Sehr langsam spüre ich, wie die zersplitterten und über das ganze Universum verteilten Fragmente meiner harten, greifbaren, realen Existenz wieder zusammenströmen und Form annehmen. So ähnlich wie bei diesem Cyborg aus der Zukunft in »Terminator II«, als dessen tiefgefrorene Splitter am Ende des Films auftauen und als schimmernde Zinntropfen wieder zusammenlaufen.
Oh! Nicht jetzt schon! Ich will noch ein wenig in diesem Schwebezustand bleiben. Dieser Moment ist es doch, den ich suche, den ich jage, den ich brauche wie der Fixer seine Nadel! Dieser sekundenbreite Lichtstrahl einer reinen göttlichen Verbindung, der als einziger in der Lage ist, den äonenbreiten Abgrund zwischen mir und allem anderen zu überbrücken.
Aber so sehr ich sehne und flehe, ich kann mich nicht gegen die Rückmutation stemmen. In wenigen Minuten werde ich wieder nur Jana Walker sein, Auftragsmörderin, wohnhaft in London, einen Meter fünfundsechzig kühl berechnende Zielstrebigkeit.
Solange der Schutzpanzer sich noch nicht vollständig um mich geschlossen hat, raffe ich mich mühsam auf, küsse meinen unvergleichlichen Lover zart auf den Mundwinkel und sehe ihm weich in die Augen.

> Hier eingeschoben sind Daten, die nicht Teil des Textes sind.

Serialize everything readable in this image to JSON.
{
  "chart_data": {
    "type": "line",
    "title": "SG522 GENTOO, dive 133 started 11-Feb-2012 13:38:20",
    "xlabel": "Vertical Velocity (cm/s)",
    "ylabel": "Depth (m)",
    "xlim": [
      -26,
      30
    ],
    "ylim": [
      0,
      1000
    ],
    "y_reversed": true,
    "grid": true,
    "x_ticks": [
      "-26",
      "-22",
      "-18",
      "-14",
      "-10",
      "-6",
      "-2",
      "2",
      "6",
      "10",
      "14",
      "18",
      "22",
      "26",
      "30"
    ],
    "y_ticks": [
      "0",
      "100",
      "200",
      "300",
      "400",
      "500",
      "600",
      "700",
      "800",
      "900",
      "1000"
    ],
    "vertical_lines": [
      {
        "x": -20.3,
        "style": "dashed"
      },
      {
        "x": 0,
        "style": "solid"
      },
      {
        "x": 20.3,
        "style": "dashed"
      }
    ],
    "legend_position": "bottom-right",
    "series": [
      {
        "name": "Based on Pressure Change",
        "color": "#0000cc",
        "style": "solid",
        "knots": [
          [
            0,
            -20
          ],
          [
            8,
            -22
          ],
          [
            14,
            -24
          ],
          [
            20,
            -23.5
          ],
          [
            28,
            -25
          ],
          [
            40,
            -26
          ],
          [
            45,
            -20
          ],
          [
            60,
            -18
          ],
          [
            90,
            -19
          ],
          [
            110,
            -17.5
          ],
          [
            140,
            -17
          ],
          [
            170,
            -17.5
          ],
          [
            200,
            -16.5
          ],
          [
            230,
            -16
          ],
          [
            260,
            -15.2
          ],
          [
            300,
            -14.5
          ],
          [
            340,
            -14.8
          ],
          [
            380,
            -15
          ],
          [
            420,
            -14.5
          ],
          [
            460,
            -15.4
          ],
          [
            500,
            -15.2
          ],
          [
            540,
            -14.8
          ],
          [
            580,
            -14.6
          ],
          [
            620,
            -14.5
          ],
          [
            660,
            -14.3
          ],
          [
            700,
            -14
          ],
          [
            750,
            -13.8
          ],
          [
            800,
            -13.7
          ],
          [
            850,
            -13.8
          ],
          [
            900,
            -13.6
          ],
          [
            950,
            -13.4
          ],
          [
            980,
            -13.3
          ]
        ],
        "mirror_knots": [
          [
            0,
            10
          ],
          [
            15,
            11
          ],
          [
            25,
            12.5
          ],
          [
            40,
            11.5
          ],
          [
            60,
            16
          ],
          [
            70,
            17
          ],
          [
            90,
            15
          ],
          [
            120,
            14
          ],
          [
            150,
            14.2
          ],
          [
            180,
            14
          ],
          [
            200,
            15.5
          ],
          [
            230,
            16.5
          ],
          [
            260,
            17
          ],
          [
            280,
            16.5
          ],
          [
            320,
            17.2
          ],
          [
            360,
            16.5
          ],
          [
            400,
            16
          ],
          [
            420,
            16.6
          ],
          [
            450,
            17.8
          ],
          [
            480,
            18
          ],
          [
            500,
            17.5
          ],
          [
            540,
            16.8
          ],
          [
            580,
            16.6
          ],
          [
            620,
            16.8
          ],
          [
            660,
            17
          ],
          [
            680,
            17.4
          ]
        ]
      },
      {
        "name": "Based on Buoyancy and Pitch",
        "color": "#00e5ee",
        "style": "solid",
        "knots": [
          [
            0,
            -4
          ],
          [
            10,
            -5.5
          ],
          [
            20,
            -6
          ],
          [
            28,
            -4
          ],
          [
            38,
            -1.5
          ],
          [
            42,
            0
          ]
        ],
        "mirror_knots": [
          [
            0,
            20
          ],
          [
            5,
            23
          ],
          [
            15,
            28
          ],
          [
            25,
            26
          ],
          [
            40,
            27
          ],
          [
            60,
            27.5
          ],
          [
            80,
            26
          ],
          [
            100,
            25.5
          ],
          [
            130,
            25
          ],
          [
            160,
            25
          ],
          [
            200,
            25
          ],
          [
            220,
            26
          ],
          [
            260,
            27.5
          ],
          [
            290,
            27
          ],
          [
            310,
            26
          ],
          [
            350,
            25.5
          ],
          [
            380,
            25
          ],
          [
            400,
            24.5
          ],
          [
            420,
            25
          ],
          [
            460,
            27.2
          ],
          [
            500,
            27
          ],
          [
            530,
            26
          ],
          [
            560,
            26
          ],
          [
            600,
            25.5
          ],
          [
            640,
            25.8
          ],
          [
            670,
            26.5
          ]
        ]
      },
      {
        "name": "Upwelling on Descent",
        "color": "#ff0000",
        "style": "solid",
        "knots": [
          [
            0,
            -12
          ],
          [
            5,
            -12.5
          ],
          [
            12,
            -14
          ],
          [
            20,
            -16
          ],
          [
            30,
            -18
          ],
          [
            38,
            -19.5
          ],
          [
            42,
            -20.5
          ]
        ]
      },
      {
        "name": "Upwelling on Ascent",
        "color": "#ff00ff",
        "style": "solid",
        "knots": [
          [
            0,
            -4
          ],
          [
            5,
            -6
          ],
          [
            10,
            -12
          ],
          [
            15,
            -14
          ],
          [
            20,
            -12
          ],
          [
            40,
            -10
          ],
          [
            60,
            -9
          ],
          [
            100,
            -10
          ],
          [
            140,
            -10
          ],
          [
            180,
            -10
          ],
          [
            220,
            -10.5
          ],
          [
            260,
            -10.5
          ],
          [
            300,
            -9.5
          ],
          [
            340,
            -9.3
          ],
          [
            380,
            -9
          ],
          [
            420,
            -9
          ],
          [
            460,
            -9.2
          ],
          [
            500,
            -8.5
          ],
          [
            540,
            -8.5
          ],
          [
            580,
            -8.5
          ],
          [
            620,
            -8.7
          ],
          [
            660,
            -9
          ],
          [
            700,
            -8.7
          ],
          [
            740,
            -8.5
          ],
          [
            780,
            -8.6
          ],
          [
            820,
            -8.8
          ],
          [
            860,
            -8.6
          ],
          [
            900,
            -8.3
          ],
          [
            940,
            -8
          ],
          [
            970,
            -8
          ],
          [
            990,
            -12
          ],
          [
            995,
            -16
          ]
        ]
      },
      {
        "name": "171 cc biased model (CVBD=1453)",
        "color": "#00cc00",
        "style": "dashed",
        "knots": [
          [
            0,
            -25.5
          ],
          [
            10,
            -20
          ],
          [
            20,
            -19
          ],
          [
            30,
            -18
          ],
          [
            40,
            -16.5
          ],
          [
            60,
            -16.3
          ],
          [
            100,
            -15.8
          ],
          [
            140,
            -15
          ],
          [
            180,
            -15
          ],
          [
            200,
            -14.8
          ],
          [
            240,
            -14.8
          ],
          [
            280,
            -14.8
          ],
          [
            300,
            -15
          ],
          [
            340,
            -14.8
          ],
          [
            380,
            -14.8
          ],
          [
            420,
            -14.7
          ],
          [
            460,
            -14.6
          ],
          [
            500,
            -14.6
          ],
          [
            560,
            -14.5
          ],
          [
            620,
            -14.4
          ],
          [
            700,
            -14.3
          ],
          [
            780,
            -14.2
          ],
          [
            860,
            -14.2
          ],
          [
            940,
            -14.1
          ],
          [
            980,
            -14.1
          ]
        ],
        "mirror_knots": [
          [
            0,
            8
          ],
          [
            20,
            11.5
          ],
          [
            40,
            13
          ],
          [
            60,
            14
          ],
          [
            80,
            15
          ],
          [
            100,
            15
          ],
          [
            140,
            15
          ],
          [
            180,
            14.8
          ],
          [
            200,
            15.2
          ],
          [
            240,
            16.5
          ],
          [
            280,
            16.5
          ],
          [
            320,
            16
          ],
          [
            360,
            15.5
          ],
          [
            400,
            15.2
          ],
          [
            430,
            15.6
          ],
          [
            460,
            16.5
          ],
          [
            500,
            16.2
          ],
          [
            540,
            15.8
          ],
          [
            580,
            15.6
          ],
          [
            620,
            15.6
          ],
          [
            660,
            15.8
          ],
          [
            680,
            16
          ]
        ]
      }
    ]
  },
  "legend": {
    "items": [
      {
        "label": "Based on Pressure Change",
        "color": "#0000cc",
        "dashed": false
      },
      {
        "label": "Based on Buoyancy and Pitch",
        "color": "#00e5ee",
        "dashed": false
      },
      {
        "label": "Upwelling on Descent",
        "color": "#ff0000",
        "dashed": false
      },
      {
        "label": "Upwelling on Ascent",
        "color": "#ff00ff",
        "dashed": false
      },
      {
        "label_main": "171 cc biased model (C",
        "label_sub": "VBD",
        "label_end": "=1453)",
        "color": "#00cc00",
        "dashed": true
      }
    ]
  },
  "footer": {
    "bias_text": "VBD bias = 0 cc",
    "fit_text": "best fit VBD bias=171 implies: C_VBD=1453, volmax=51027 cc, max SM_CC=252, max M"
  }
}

»Danke!«, flüstere ich fast unhörbar.
»Gern«, lächelt er schwach. »Auch danke!«
»Mmmh.«
Er streicht mir die Haare aus dem Gesicht und schaut mich jetzt forschend an. Er spürt die Veränderung, die in mir vorgeht, immer schneller abläuft.
»Georg ...«, beginne ich etwas hilflos, »ich möchte, dass du weißt ... was immer auch geschieht: Das war etwas ganz Besonderes für mich, gerade mit dir!«
Das ist keine Lüge. Mit jedem meiner Klienten war es für mich etwas ganz Besonders, Einzigartiges. So auch mit ihm.
Er sieht mich immer noch an. Aufmerksam. Hat er einen Verdacht geschöpft? Oder ist das für ihn nur das emotionale Gerede eines unreifen Mädchens?
Er nickt langsam und zieht mich wieder fest an sich. Sein biegsamer, fleischiger Schwanz flutscht sehr angenehm in mir drin wieder ein wenig tiefer. So liegen wir noch sehr lange, wortlos, in gemeinsamem Herzschlag. Ich kann spüren, wie die beiden Seiten in mir eine erstaunlich lange Zeit haarscharf ausgewogen leben. Die offene, klare, verletzliche, quälend-glückliche, und die kühle, glatte, neutrale, die jeden Schmerz so barmherzig aufnimmt und wie unter Schaum erstickt. Ich bin schon wieder die Killerin, aber ich genieße noch den Nachhall des unschuldigen jungen Mädchens in mir, das ich vielleicht einmal war. Ich plane den Tod des Mannes unter mir, aber ich schmause noch vom überladenen, zerpflückten Tisch unserer vereinigten Lustempfindungen.